Thursday, May 14, 2020

How Nashville Mayor John Cooper's budget proposal could play out as it heads before Metro Council

by Rod Williams - This article in the Tennessean offers insight into how the Metro budget battle may play out. If is for Tennessean subscribers only and I know many people don't subscribe, so I am going to summarize and excerpt.

If you have been paying attention, you already know the mayor's budget calls for a 32% increase. The proposed budget is $2.4 billion. Not stated in this article, but that is a 3% larger budget than the current budget.
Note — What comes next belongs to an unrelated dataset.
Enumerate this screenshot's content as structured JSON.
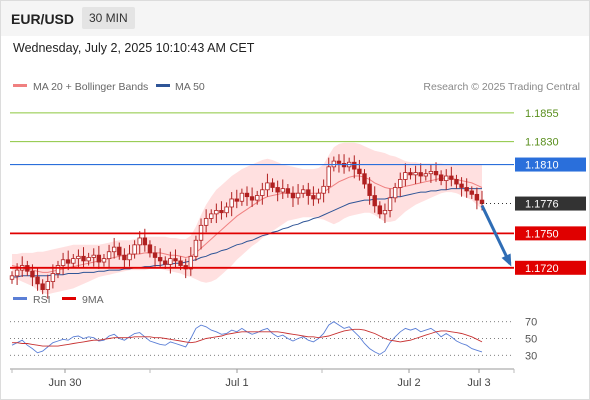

"The city is projected to lose $470 million in revenue over the next 16 months, including more than $200 million in the next fiscal year, which starts July 1."

"Cooper's proposal calls for a $1 property tax increase, which would bring the rate to $4.155 per $100 of assessed value in the city's more urban areas. Those with a home appraised at $250,000 would pay about $625 more per year under Cooper's proposal."

The article gives some history recalling that property taxes have not been raised in a while and that last year while Mayor Briley did not propose a tax increase, the Council came within one vote of passing a tax increase and that effort was led by Council member at-large Bob Mendes  Over half of the Council is composed of new members and the new member will look to council members like Budget Chair Bob Mendes and former Budget Chair Tanaka Vercher for leadership.

Mendes makes a valid point saying that we have no idea what kind of revenue position we will be in, in six months and that we should pass a budget but pledge to reconsider it prior to tax bills going out in October.  Mendes is saying he is working on a substitute budget and while he doesn't say so directly, it looks like he will ask for a bigger tax increase than what the mayor wants.

Council member Steve Glover is putting together another budget proposal that raises taxes but considerably less than what the mayor proposes.

Emily Benedict is working on another budget proposal along with the LGBTQ caucus.  Why homosexuals would have different budget priorities than other members and why their sexual orientation would cause them to agree on budget priorities is beyond me. She wants to see the cuts to the Barnes Fund for affordable housing restored and says we should consider cutting all business incentives for corporation for this one year. "Cooper's budget proposal calls for a reduction by 50% in economic incentive grants, including for six companies, to save $1.2 million," says the article.

Since this speaks of cutting the incentives to six specific companies, I am assuming this is incentives included in previous negotiated incentive packages. While I oppose most incentive packages, if we previously promised the money and a company relocated here based on that understanding I do not see how we can now just not make those payments.  I would have to have more information in order to have an informed opinion of this.

The Minority Caucus is also working on a budget and looking at it through an "equity lens."

Council member Zulfat Suara says she wants a lower tax increase than proposed by the mayor, wants no layoffs but understands Metro employees may have to go without a raise and is looking at putting less money in reserves. She floats the idea of borrowing money.  The opportunity to borrow from something called the Municipal Liquidity Fund is available.  This was a resource only available to larger cities but the day before the mayor released his budget, the threshold was lowered.  We could borrow money at 0% interest that would have to be paid back in three years.  Some are skeptical of this approach.

A source of funding that the city is not yet sure what it could be used to fund, is the $121 million federal Covid-19 aid package. It comes with strings attached and is supposed to cover Covid-19 expenses but it sounds like it can just not be used to make up for lost revene.